On Mon, Jun 22, 2015 at 12:12:50PM +0200, Arturo Filastò wrote:
On Jun 19, 2015, at 7:03 PM, David Fifield david@bamsoftware.com wrote:
I know there are many reports at https://ooni.torproject.org/reports/. Is that all of them? I think I heard from Arturo that some reports are not online because of storage issues.
Currently the torproject mirror of reports is not the most up to date repository of reports, because it does not yet sync with the EC2 based pipeline.
You may find the most up to date reports (that are published daily) here:
This is great! I had no idea it existed.
Thank you for the detailed reply.
If you open the web console you will see a series of HTTP requests being made to the backend. With similar requests you can hopefully obtain the IDs of the specific tests you need and then download them.
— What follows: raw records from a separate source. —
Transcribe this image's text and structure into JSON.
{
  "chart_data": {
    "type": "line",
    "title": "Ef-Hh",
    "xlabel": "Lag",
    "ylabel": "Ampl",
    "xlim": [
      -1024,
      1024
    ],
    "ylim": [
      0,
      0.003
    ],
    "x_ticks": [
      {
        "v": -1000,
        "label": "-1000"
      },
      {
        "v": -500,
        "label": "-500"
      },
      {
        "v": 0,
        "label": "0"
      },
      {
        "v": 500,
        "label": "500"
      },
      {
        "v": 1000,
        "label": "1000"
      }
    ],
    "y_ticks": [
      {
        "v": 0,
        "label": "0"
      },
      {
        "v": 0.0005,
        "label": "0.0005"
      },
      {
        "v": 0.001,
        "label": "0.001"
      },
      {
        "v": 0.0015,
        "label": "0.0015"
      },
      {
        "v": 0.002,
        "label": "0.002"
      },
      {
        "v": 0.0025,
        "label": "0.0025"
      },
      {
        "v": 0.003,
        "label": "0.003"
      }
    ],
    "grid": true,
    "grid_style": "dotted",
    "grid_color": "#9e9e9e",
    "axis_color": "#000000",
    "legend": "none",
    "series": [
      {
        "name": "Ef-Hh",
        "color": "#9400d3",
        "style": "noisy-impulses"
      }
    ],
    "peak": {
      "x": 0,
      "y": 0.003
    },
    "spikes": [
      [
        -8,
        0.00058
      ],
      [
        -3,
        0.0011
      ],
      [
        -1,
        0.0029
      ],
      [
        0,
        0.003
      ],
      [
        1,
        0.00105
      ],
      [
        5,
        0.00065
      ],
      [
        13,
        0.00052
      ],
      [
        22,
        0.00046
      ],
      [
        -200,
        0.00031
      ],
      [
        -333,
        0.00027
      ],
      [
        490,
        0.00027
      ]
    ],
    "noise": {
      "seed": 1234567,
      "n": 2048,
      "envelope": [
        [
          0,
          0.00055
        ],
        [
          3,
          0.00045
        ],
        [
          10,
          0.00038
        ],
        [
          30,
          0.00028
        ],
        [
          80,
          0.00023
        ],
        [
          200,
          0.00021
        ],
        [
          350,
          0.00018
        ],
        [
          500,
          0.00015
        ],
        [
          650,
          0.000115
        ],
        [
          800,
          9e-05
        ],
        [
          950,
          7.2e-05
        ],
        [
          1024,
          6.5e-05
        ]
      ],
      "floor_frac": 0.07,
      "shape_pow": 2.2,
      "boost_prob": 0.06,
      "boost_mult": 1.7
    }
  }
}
What's the best way for me to get the reports for processing? Just download all *http_requests* files from the web server?
With this query you will get all the tests named “http_requests”:
http://api.ooni.io/api/reports?filter=%7B%22test_name%22%3A%20%22http_reques...
The returned list of dicts also contains an attribute called “report_filename” you can use that to download the actual YAML report via:
http://api.ooni.io/reportFiles/$DATE/$REPORT_FILENAME.gz
Note: don’t forget to put $DATE (that is the date in ISO format YYYY-MM-DD) and to add the .gz extension.
That's perfect.
So this is what you can do today by writing a minor amount of code and not having to depend on us.
However I think this test is something that would be quite useful to us too in order to identify the various false positives we have in our reports, so I would like to add this intelligence to our database.
The best way to add support for processing this sort of information is writing a batch Spark task that will look for these report entries and add them to our database.
We currently have only implemented one of such filters, but will soon add support for also the basic heuristics of other tests too.
You can see how this is done here: https://github.com/TheTorProject/ooni-pipeline-ng/blob/master/pipeline/batch...
Basically in the find_interesting method you get passed an RDD (entries) that you can run various querying and filtering operations on: https://spark.apache.org/docs/latest/api/python/pyspark.html#pyspark.RDD.
To add support for spotting captchas I would add a new class called:
HTTPRequestsCaptchasFind(FindInterestingReports)
and
HTTPRequestsCaptchasToDB(InterestingToDB)
If you do this and it gets merged, then we can run this on an ephemeral hadoop cluster and/or set it up to run automatically every day.
Okay, thanks, perhaps it will be merged somewhere down the line.
Do you have an output that also includes the report_ids and exit IP?
I believe this data would be of great use to us too.
Do you mean in this specific example? It just comes from my manual run of ooniprobe. I'm not sure how to get the report ID. Of course that information is available to the script.